Decisão: Após o voto do Ministro Ricardo Lewandowski (Presidente),
que resolvia a questão de ordem no sentido do encerramento do julgamento,
no que foi acompanhado pela Ministra Cármen Lúcia, pediu vista dos autos
o Ministro Roberto Barroso. Plenário, 05.03.2015.
Decisão: O Tribunal, por maioria, resolveu a questão de ordem no
sentido de entender que o julgamento foi concluído na sessão do Plenário
do dia 26 de setembro de 2007, não havendo a possibilidade de reabertura
do julgamento após a proclamação do resultado, vencidos os Ministros
Gilmar Mendes, Menezes Direito e Teori Zavascki. Não votou o Ministro
Dias Toffoli, sucessor do Ministro Menezes Direito. Redigirá o acórdão o
Ministro Marco Aurélio. Ausentes, justificadamente, o Ministro Celso de
Mello e, participando do 3º Seminário luso-brasileiro de Direito, em
Portugal, o Ministro Gilmar Mendes.

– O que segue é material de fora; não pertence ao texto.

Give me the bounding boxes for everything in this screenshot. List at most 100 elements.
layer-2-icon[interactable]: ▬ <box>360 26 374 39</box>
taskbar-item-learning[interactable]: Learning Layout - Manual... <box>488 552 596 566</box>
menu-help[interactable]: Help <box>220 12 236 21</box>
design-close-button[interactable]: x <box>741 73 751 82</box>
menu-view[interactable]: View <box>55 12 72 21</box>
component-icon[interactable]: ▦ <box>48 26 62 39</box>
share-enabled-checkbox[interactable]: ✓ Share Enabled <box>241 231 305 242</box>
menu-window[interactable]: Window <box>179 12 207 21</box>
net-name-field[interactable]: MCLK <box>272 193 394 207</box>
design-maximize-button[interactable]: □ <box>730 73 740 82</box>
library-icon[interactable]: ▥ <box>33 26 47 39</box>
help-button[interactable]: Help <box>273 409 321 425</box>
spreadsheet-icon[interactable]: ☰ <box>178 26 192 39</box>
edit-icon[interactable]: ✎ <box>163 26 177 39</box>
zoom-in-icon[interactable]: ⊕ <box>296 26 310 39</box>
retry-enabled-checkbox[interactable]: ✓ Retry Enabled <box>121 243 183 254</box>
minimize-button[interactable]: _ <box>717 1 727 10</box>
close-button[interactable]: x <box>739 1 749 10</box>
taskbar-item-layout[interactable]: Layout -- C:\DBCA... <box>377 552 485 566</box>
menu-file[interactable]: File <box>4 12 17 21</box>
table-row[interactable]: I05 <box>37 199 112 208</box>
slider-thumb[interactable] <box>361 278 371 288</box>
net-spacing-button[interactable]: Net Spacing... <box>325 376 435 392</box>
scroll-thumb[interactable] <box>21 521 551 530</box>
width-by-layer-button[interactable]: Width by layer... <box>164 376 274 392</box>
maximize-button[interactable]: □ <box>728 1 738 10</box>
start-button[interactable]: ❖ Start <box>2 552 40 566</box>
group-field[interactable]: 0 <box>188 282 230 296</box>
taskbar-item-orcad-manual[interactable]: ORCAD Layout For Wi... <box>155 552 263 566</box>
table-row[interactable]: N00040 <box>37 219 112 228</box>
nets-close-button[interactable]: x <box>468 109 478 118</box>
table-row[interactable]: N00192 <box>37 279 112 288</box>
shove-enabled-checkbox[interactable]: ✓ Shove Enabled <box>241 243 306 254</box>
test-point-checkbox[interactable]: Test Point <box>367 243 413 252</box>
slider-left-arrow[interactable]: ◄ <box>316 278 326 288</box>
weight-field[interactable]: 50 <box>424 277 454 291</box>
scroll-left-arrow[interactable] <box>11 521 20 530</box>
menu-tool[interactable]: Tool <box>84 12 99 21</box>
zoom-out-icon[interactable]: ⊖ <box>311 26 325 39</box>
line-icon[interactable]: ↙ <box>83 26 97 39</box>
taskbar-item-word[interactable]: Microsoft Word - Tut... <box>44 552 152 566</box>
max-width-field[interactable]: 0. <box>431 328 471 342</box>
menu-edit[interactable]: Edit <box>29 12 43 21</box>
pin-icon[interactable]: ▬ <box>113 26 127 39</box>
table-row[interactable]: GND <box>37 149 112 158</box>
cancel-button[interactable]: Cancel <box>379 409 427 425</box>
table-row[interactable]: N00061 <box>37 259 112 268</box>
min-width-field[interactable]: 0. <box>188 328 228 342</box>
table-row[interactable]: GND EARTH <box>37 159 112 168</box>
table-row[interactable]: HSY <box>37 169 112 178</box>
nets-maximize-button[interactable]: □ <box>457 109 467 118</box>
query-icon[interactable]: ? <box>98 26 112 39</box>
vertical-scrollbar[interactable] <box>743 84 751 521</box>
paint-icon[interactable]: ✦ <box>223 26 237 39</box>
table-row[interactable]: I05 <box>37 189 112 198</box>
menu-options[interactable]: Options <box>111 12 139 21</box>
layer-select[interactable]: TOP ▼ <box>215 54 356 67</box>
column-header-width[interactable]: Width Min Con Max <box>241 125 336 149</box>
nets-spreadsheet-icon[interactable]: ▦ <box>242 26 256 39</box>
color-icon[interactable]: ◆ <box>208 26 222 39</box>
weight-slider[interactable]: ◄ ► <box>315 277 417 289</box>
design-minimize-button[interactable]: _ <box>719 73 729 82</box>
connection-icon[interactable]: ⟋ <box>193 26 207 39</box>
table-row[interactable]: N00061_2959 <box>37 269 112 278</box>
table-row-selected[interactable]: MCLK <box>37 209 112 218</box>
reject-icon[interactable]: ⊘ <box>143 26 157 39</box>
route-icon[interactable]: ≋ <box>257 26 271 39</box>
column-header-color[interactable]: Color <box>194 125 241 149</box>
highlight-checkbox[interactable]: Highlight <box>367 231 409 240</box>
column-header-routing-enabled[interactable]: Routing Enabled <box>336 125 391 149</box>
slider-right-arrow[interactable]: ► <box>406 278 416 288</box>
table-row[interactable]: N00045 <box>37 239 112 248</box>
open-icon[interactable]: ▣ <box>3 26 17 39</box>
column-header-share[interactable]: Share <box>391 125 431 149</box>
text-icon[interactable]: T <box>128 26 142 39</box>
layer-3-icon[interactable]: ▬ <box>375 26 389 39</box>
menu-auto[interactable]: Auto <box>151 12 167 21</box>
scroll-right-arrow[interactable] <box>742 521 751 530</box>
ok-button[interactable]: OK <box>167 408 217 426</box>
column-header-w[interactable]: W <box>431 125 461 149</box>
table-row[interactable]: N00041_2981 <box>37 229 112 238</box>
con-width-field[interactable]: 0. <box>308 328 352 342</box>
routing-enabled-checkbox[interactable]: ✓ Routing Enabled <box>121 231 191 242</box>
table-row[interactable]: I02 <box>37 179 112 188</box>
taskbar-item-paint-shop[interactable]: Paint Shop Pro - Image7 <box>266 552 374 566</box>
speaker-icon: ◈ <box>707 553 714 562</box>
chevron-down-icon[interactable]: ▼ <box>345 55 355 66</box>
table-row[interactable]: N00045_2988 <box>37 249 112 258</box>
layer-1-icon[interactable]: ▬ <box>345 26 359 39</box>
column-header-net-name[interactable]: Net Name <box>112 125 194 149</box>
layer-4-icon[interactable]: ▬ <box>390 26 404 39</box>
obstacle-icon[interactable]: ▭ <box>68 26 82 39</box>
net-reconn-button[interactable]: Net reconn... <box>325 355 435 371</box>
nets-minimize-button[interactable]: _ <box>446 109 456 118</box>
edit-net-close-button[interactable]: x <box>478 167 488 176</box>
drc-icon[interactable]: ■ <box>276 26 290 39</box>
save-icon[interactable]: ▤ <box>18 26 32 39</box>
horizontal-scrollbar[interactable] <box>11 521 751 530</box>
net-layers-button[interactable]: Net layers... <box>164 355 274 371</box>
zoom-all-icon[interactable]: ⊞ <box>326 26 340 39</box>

Presidiu o julgamento o Ministro
Ricardo Lewandowski. Plenário, 08.04.2015.
Presidência do Senhor Ministro Ricardo Lewandowski. Presentes à
sessão os Senhores Ministros Marco Aurélio, Cármen Lúcia, Dias Toffoli,
Luiz Fux, Rosa Weber, Teori Zavascki e Roberto Barroso.
Procurador-Geral da República, Dr. Rodrigo Janot Monteiro de Barros.